Cell Cycle and Cancer

With the emergence of new technologies, our understanding of the cell cycle and its regulation continues to grow exponentially. We now have an appreciation of the pathways and circuits that govern the normal cell-cycle progression and the cellular checkpoint responses to DNA damage and other forms of stress. In addition, the deciphering of the biochemical and genetic pathways that maintain the integrity of cell-cycle progression and cell division provides the foundation for understanding how mutations that impair these pathways can compromise cell-cycle control and lead to genomic instability and cancer. Despite the enormous complexity of these pathways, various components of the cell-cycle circuitry are beginning to prove clinically valuable as diagnostic or prognostic markers, while others are emerging as promising therapeutic anticancer targets. The pathways that lead to programmed cell death, apoptosis, are mediated by many of the same molecular players that participate in cell-cycle control and are also providing therapeutic targets for cancer. The basic strategies are to find compounds that arrest tumor cells so that they will not contribute to the growth of the tumor or to push the tumor cells into apoptosis to rid the lesion of tumor cells. Most of the proteins that have been discussed in this chapter are currently considered to be potential therapeutic targets and are under active investigation in many academic laboratories and pharmaceutical companies.
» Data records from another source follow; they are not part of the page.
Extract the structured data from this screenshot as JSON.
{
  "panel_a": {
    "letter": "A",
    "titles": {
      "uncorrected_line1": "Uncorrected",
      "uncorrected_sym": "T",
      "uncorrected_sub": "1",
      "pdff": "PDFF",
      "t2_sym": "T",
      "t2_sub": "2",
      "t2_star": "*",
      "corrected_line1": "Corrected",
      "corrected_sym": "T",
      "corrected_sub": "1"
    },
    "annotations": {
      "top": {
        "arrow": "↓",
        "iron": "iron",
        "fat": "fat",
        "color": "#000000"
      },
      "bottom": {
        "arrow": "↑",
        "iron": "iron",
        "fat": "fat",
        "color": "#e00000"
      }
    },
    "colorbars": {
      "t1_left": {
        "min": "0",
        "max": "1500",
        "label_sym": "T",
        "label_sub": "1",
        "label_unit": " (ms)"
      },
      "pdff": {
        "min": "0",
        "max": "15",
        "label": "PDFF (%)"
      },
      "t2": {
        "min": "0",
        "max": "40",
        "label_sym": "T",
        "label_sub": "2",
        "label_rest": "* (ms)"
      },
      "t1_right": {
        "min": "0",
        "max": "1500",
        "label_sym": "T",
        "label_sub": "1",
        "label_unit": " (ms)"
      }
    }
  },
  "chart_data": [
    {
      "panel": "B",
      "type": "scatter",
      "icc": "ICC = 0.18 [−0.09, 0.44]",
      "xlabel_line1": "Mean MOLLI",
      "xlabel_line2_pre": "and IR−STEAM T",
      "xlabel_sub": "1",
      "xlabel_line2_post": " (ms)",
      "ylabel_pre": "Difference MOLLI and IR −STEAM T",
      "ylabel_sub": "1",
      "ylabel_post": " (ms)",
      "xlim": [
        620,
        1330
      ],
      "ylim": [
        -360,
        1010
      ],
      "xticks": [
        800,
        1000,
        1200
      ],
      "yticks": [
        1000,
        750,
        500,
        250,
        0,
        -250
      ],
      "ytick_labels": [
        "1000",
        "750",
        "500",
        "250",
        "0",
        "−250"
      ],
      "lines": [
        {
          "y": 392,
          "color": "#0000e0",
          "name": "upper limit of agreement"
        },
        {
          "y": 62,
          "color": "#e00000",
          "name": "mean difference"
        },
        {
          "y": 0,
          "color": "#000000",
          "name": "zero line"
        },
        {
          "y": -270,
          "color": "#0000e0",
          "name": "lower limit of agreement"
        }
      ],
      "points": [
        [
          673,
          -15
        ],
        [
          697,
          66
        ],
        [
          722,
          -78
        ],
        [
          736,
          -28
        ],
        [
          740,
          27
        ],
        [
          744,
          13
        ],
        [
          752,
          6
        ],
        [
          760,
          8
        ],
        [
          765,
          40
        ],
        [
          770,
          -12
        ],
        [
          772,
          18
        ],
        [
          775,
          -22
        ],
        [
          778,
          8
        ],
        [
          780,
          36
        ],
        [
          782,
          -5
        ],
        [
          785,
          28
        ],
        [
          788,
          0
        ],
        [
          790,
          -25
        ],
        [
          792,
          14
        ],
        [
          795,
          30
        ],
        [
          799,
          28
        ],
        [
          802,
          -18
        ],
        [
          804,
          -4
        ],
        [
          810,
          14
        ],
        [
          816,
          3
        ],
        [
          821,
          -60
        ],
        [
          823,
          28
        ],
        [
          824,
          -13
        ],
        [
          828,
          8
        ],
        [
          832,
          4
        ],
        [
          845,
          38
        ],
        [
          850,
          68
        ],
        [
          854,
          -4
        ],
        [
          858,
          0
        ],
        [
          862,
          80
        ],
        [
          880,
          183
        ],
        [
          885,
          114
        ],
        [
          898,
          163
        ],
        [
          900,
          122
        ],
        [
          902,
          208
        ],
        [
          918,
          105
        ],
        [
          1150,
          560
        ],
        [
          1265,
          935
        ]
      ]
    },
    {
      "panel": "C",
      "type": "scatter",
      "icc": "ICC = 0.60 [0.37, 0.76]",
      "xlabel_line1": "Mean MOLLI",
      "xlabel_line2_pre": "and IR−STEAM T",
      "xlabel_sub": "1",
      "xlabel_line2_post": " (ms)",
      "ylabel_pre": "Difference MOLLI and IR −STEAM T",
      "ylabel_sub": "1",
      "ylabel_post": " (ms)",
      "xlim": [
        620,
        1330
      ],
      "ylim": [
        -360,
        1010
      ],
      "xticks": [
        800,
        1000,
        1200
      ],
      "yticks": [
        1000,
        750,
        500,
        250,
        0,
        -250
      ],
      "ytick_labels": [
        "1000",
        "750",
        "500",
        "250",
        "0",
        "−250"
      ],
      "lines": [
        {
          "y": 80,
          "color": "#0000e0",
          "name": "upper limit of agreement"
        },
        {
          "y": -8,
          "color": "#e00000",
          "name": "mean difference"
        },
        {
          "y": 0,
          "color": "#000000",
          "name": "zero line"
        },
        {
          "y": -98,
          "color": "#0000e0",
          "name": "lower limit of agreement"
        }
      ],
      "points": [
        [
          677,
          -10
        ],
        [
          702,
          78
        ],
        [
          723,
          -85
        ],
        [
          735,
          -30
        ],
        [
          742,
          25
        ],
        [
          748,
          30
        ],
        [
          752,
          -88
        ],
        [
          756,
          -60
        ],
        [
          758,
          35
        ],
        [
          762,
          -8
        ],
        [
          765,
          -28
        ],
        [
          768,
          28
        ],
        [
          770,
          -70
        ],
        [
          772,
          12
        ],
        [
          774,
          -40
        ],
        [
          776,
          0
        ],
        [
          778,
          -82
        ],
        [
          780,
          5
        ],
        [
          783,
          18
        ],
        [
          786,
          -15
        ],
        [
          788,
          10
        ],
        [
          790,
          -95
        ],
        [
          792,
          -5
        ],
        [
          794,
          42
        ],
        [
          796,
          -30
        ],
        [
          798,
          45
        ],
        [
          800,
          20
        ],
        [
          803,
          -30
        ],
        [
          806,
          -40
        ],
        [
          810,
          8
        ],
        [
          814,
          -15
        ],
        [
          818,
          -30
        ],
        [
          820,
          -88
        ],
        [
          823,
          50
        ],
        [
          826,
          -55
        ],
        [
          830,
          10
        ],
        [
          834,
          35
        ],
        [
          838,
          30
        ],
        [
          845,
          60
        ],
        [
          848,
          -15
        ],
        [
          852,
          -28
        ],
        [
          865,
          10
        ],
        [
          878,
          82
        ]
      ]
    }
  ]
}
Tumor cells, however, have evolved to escape most antitumor therapies, indicating that most new therapeutic approaches will have to involve combination therapies rather than a single therapeutic strategy. Nevertheless, as the cell cycle and apoptotic pathways are more thoroughly dissected, there is hope that in the near future many cancers for which we currently have no effective treatments will become manageable with concomitant improvement in quality of life.